The eventual financial fallout for the channel is obviously yet to be calculated, but vendors have taken quarterly earnings calls as a means to establish their stances with regards to economic impact.

Apple CEO Tim Cook was one of the first to flag the impact the outbreak will have on the vendor's bottom line, telling investors it would fail to meet its quarterly target of between $63bn to $67bn due to a slower-than-anticipated recovery and iPhone supply shortages.

Cisco boss Chuck Robbins last week was dismissive of COVID-19, telling stakeholders that the issue is "not deep" and that the market uncertainty has "now dissipated" and he expects customers to pick up again.

Chinese vendors have been more optimistic in their predictions, with Lenovo CEO Yang Yuanging stating that its factories in China are back up and running, though there are limitations in relation to transport and travel.

"Given the situation remains extremely dynamic, it is difficult to provide an accurate estimation of the full financial impact," he said.

Daniel Zheng, CEO of Chinese e-commerce titan Alibaba, said that the company was being "tested" with the current crisis but predicted a repeat of the growth it experienced in the wake of the deadly SARS outbreak nearly 20 years ago.

"True to our mission, we will stand together with all of our merchants to overcome the current challenges and facilitate our users and our communities to fight against the virus. 17 years ago, the e-commerce business experienced tremendous growth after SARS," he declared.

"We believe that adversity will be followed by a change in behaviour among consumers and enterprises and bring ensuing opportunities."

PC market ‘impacted but not rocked' by virus

Analyst firm IDC forecast that the EMEA PC market would suffer slightly in 2020, but that it will be "impacted but not rocked" by the coronavirus.

There are myriad reasons for the predicted growth decline in the PC market, of which the coronavirus is just one, according to the analyst house. This decline will be felt almost exclusively in the consumer segment, while its commercial counterpart will be relatively buoyant.
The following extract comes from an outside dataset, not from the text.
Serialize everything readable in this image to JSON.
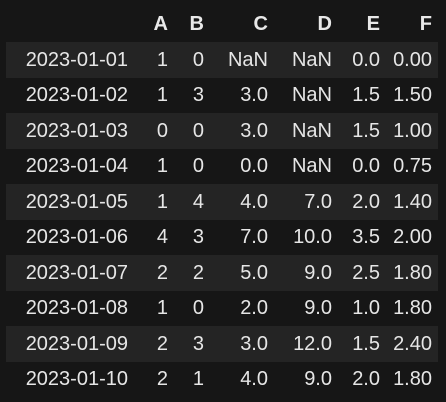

The continued CPU shortage from Intel, the "ongoing stagnation" in the consumer segment alongside negative supply chain ramifications will result in a one per cent year-on-year decline in 2020.

However, commercial demand in the market will be fuelled by Windows 10 migration and stronger-than-expected demand for smaller form factors, driving overall commercial growth for the first three quarters of this year.

The turbulence caused by the coronavirus in some regions will negatively impact consumer demand throughout 2020. Despite this, the CEE and MEA regions have only slightly revised the overall PC market forecast for the first half of 2020 compared with the previous forecast.

"Intel CPU shortages, as well as supply chain concerns stemming from the coronavirus outbreak, will impact the Western European PC market in H120," said Helena Ferreira, research analyst, IDC Western European personal computing devices.

"Notebooks will be particularly vulnerable to the supply constraints due to the high concentration of manufacturing that occurs in the affected areas of mainland China."